Lembro o leitor de que todos esses julgamentos foram feitos na época. Quando eu não tinha nenhum vislumbre do que ocorria (e ainda acho que não tenho, mas sei mais agora do que na época). E disponho essas palavras da maneira em que eu pensava na ocasião de cada um dos acontecimentos, de forma a defender meus julgamentos e minhas ações, ao passo que revelo a natureza de meus algozes.

Enfim, saí do consultório sem saber muita coisa, mas um pouco mais aliviado por ter falado com alguém a respeito. Peguei um ônibus a caminho do trabalho (queria falar com o RH para tirar uns dias de folga. Agora eu estava na fase de achar que tudo era estresse). Estava pensando muito mais na consulta inútil que tivera do que com o acontecimento sinistro e já até esquecera o sono, quando uma linda loirinha atravessa a catraca. Deveriam ser umas 13h, o ônibus estava vazio. Ela parecia um anjo: a pele clarinha e macia, os olhos azuis, longos fios dourados e o corpinho bem torneado, mas não chamativo. As unhas de princesa... Compridas, mas não muito, pintadas de uma cor muito clara que não me vem a memória agora. Tinha no rostinho aquele aspecto desamparado... Irresistível! Sem nenhum motivo aparente ela se senta a meu lado. No mesmo instante, seu perfume invade minhas narinas e me faz sonhar. Ela carregava alguns materiais escolares. Devia ser uma das alunas do Mackenzie, pensei.

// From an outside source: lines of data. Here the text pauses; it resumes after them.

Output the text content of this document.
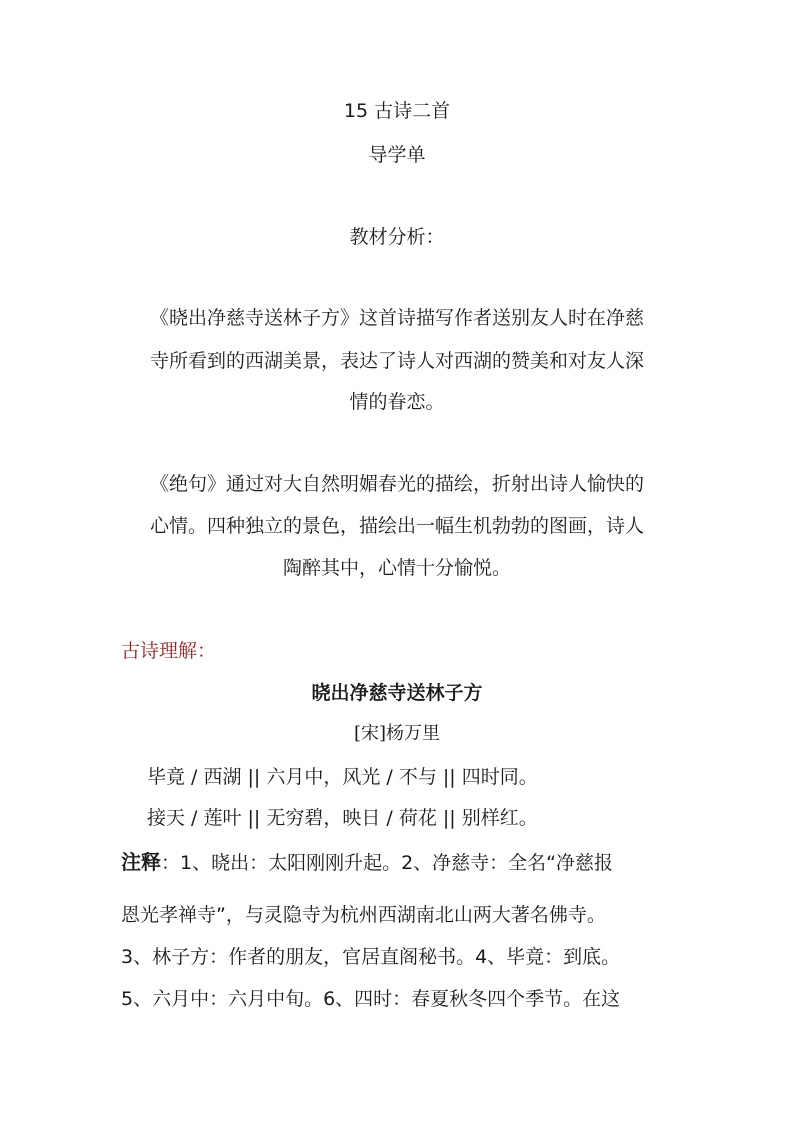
15 古诗二首
导学单
教材分析：
《晓出净慈寺送林子方》这首诗描写作者送别友人时在净慈
寺所看到的西湖美景，表达了诗人对西湖的赞美和对友人深
情的眷恋。
《绝句》通过对大自然明媚春光的描绘，折射出诗人愉快的
心情。四种独立的景色，描绘出一幅生机勃勃的图画，诗人
陶醉其中，心情十分愉悦。
古诗理解：
晓出净慈寺送林子方
[宋]杨万里
毕竟 / 西湖 || 六月中，风光 / 不与 || 四时同。
接天 / 莲叶 || 无穷碧，映日 / 荷花 || 别样红。
注释：1、晓出：太阳刚刚升起。2、净慈寺：全名“净慈报
恩光孝禅寺”，与灵隐寺为杭州西湖南北山两大著名佛寺。
3、林子方：作者的朋友，官居直阁秘书。4、毕竟：到底。
5、六月中：六月中旬。6、四时：春夏秋冬四个季节。在这
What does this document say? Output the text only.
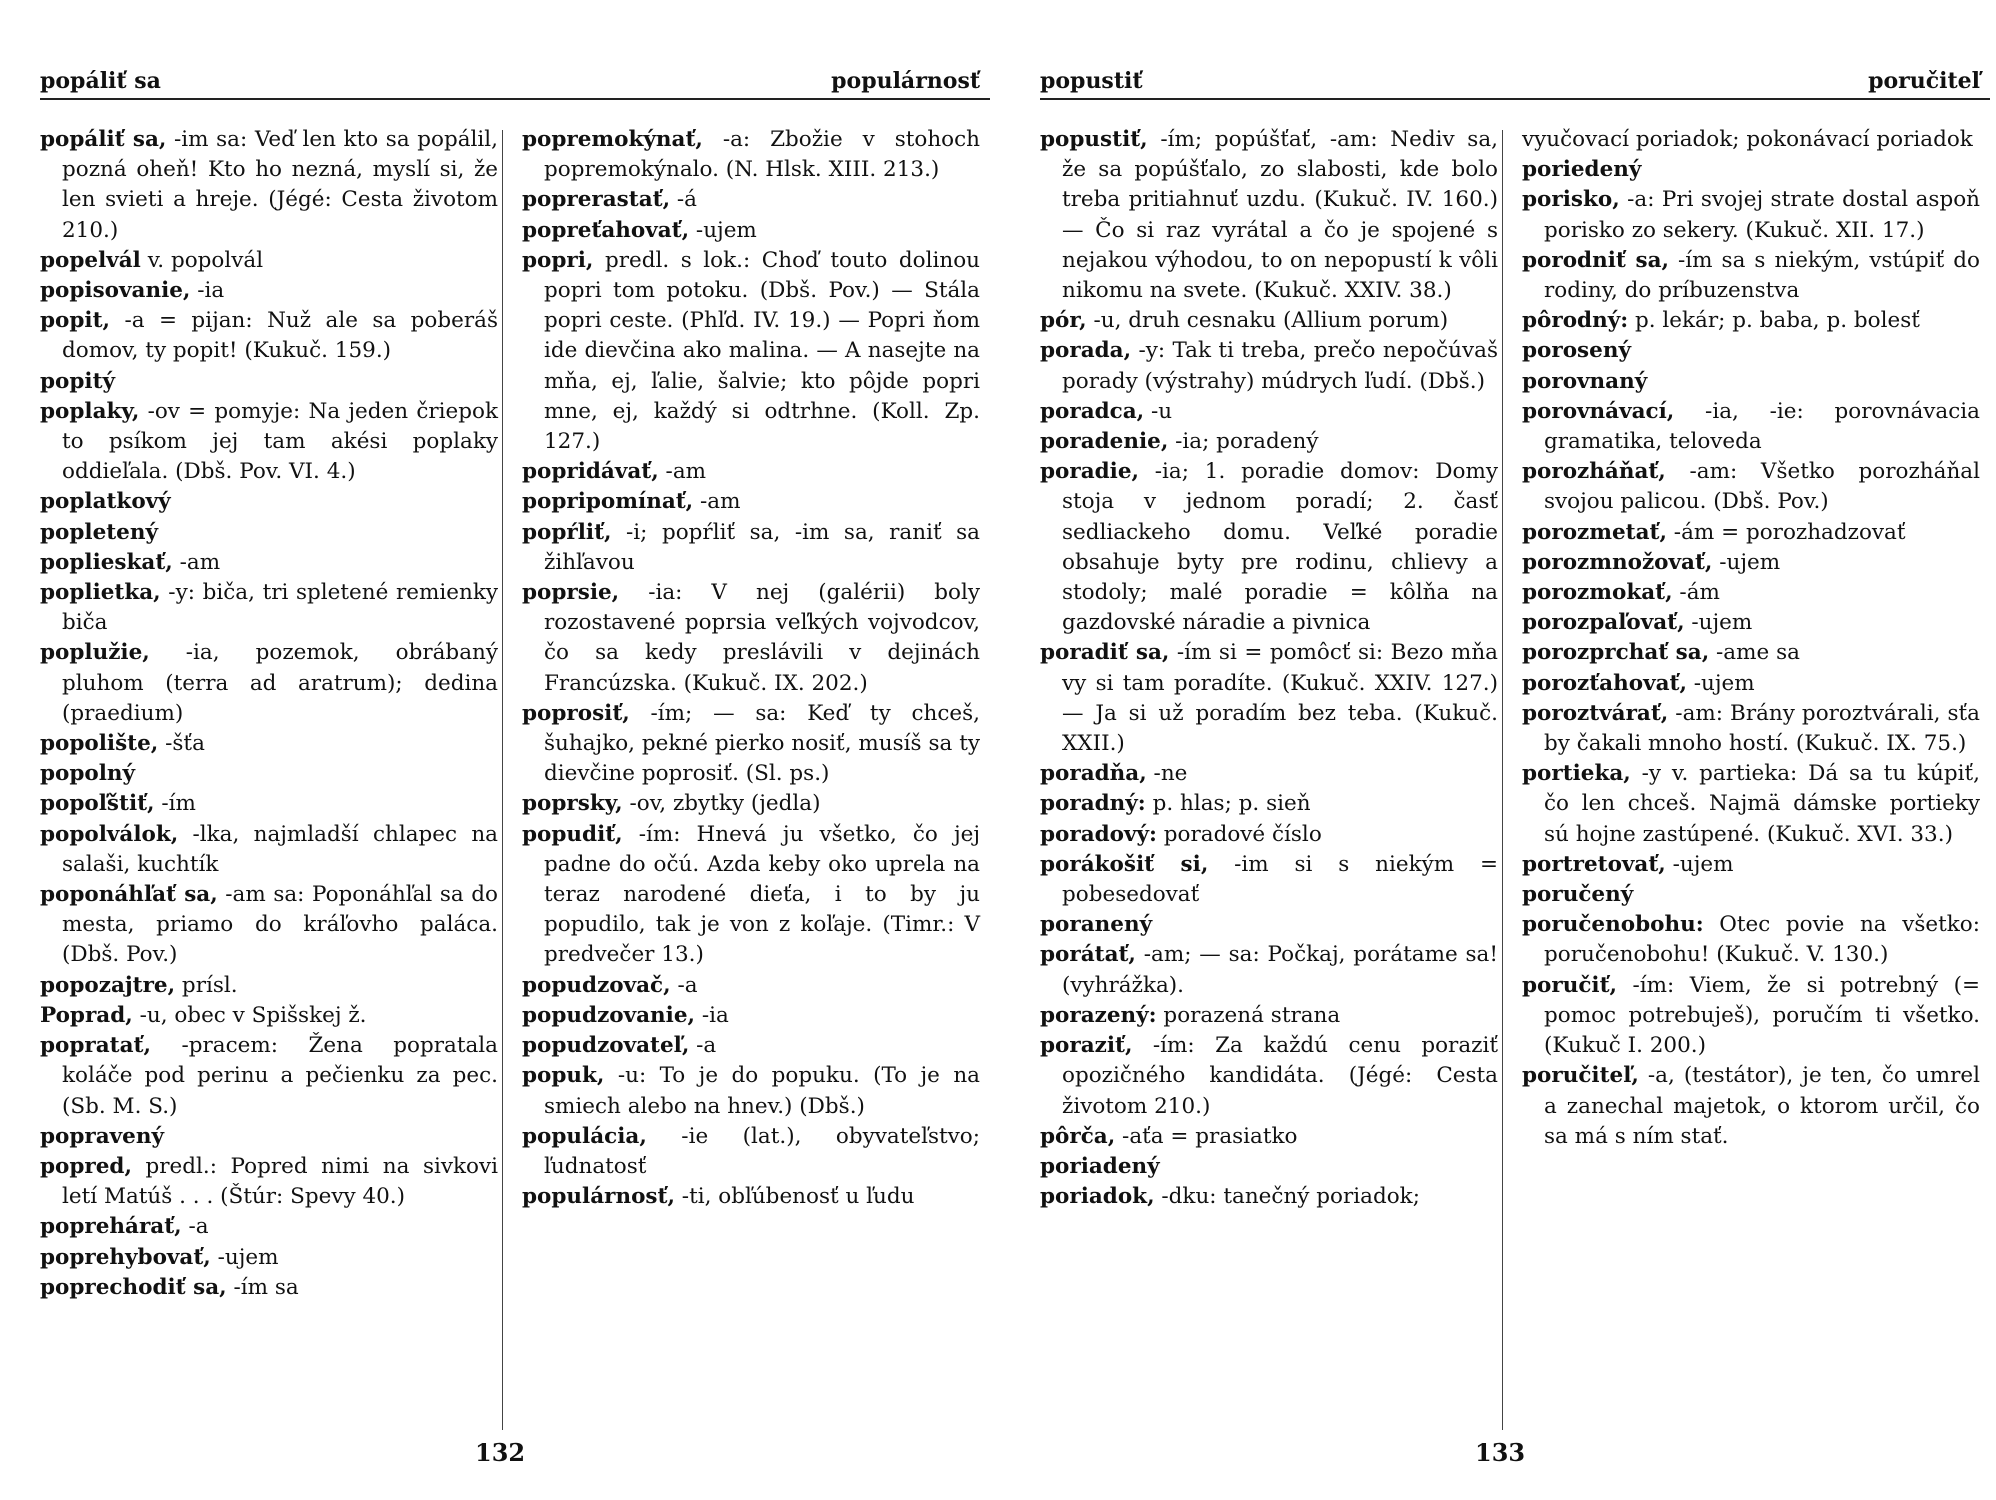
popáliť sa	populárnosť

popáliť sa, -im sa: Veď len kto sa popálil, pozná oheň! Kto ho nezná, myslí si, že len svieti a hreje. (Jégé: Cesta životom 210.)

popelvál v. popolvál

popisovanie, -ia

popit, -a = pijan: Nuž ale sa poberáš domov, ty popit! (Kukuč. 159.)

popitý

poplaky, -ov = pomyje: Na jeden čriepok to psíkom jej tam akési poplaky oddieľala. (Dbš. Pov. VI. 4.)

poplatkový

popletený

poplieskať, -am

poplietka, -y: biča, tri spletené remienky biča

poplužie, -ia, pozemok, obrábaný pluhom (terra ad aratrum); dedina (praedium)

popolište, -šťa

popolný

popoľštiť, -ím

popolválok, -lka, najmladší chlapec na salaši, kuchtík

poponáhľať sa, -am sa: Poponáhľal sa do mesta, priamo do kráľovho paláca. (Dbš. Pov.)

popozajtre, prísl.

Poprad, -u, obec v Spišskej ž.

popratať, -pracem: Žena popratala koláče pod perinu a pečienku za pec. (Sb. M. S.)

popravený

popred, predl.: Popred nimi na sivkovi letí Matúš . . . (Štúr: Spevy 40.)

poprehárať, -a

poprehybovať, -ujem

poprechodiť sa, -ím sa

popremokýnať, -a: Zbožie v stohoch popremokýnalo. (N. Hlsk. XIII. 213.)

poprerastať, -á

popreťahovať, -ujem

popri, predl. s lok.: Choď touto dolinou popri tom potoku. (Dbš. Pov.) — Stála popri ceste. (Phľd. IV. 19.) — Popri ňom ide dievčina ako malina. — A nasejte na mňa, ej, ľalie, šalvie; kto pôjde popri mne, ej, každý si odtrhne. (Koll. Zp. 127.)

popridávať, -am

popripomínať, -am

popŕliť, -i; popŕliť sa, -im sa, raniť sa žihľavou

poprsie, -ia: V nej (galérii) boly rozostavené poprsia veľkých vojvodcov, čo sa kedy preslávili v dejinách Francúzska. (Kukuč. IX. 202.)

poprosiť, -ím; — sa: Keď ty chceš, šuhajko, pekné pierko nosiť, musíš sa ty dievčine poprosiť. (Sl. ps.)

poprsky, -ov, zbytky (jedla)

popudiť, -ím: Hnevá ju všetko, čo jej padne do očú. Azda keby oko uprela na teraz narodené dieťa, i to by ju popudilo, tak je von z koľaje. (Timr.: V predvečer 13.)

popudzovač, -a

popudzovanie, -ia

popudzovateľ, -a

popuk, -u: To je do popuku. (To je na smiech alebo na hnev.) (Dbš.)

populácia, -ie (lat.), obyvateľstvo; ľudnatosť

populárnosť, -ti, obľúbenosť u ľudu

132
popustiť	poručiteľ

popustiť, -ím; popúšťať, -am: Nediv sa, že sa popúšťalo, zo slabosti, kde bolo treba pritiahnuť uzdu. (Kukuč. IV. 160.) — Čo si raz vyrátal a čo je spojené s nejakou výhodou, to on nepopustí k vôli nikomu na svete. (Kukuč. XXIV. 38.)

pór, -u, druh cesnaku (Allium porum)

porada, -y: Tak ti treba, prečo nepočúvaš porady (výstrahy) múdrych ľudí. (Dbš.)

poradca, -u

poradenie, -ia; poradený

poradie, -ia; 1. poradie domov: Domy stoja v jednom poradí; 2. časť sedliackeho domu. Veľké poradie obsahuje byty pre rodinu, chlievy a stodoly; malé poradie = kôlňa na gazdovské náradie a pivnica

poradiť sa, -ím si = pomôcť si: Bezo mňa vy si tam poradíte. (Kukuč. XXIV. 127.) — Ja si už poradím bez teba. (Kukuč. XXII.)

poradňa, -ne

poradný: p. hlas; p. sieň

poradový: poradové číslo

porákošiť si, -im si s niekým = pobesedovať

poranený

porátať, -am; — sa: Počkaj, porátame sa! (vyhrážka).

porazený: porazená strana

poraziť, -ím: Za každú cenu poraziť opozičného kandidáta. (Jégé: Cesta životom 210.)

pôrča, -aťa = prasiatko

poriadený

poriadok, -dku: tanečný poriadok;

vyučovací poriadok; pokonávací poriadok

poriedený

porisko, -a: Pri svojej strate dostal aspoň porisko zo sekery. (Kukuč. XII. 17.)

porodniť sa, -ím sa s niekým, vstúpiť do rodiny, do príbuzenstva

pôrodný: p. lekár; p. baba, p. bolesť

porosený

porovnaný

porovnávací, -ia, -ie: porovnávacia gramatika, teloveda

porozháňať, -am: Všetko porozháňal svojou palicou. (Dbš. Pov.)

porozmetať, -ám = porozhadzovať

porozmnožovať, -ujem

porozmokať, -ám

porozpaľovať, -ujem

porozprchať sa, -ame sa

porozťahovať, -ujem

poroztvárať, -am: Brány poroztvárali, sťa by čakali mnoho hostí. (Kukuč. IX. 75.)

portieka, -y v. partieka: Dá sa tu kúpiť, čo len chceš. Najmä dámske portieky sú hojne zastúpené. (Kukuč. XVI. 33.)

portretovať, -ujem

poručený

poručenobohu: Otec povie na všetko: poručenobohu! (Kukuč. V. 130.)

poručiť, -ím: Viem, že si potrebný (= pomoc potrebuješ), poručím ti všetko. (Kukuč I. 200.)

poručiteľ, -a, (testátor), je ten, čo umrel a zanechal majetok, o ktorom určil, čo sa má s ním stať.

133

Ela então permaneceu ali, olhando a rua que passava a nosso redor. Estávamos sentados de frente para um anteparo espelhado, típico dos ônibus coletivos da cidade. Para não assustá-la, eu a olhava pelo reflexo do anteparo. Que visão! Não demorou para eu começar a ter fantasias mais profundas com aquela ninfa... Cada linha do rosto, cada contorno do corpo, os seios pareciam deliciosamente perigosos e proibidos... Então notei algo a mais no reflexo que me deixou assustado: era o Dr. Floriano! Ele estava parado lá no fundo do ônibus com os olhos fundos e tristes, quase moribundo. Parecia um mendigo. Estava em pé olhando para mim através do reflexo. Parecia desapontado. Tive a impressão de que ele conhecia os meus desejos mais íntimos. Não olhei para trás, ainda com a esperança de fingir que não era comigo. Então, ele balançou a cabeça bem devagar para os lados em sinal de desapontamento, ainda com aquela expressão de tristeza profunda e, de repente, vejo ele levantar uma placa de madeira como daquelas que anunciam a compra e venda de ouro no centro da cidade. Ele a levanta ao lado da cabeça para que eu possa vê-la. Devia estar escrita ao contrário, porque eu podia ler perfeitamente do reflexo. E, pela primeira vez, pude ler em letras garrafais a frase que tem me acompanhado nesses dias de terror:

"VOCÊ NÃO TEM CORAGEM"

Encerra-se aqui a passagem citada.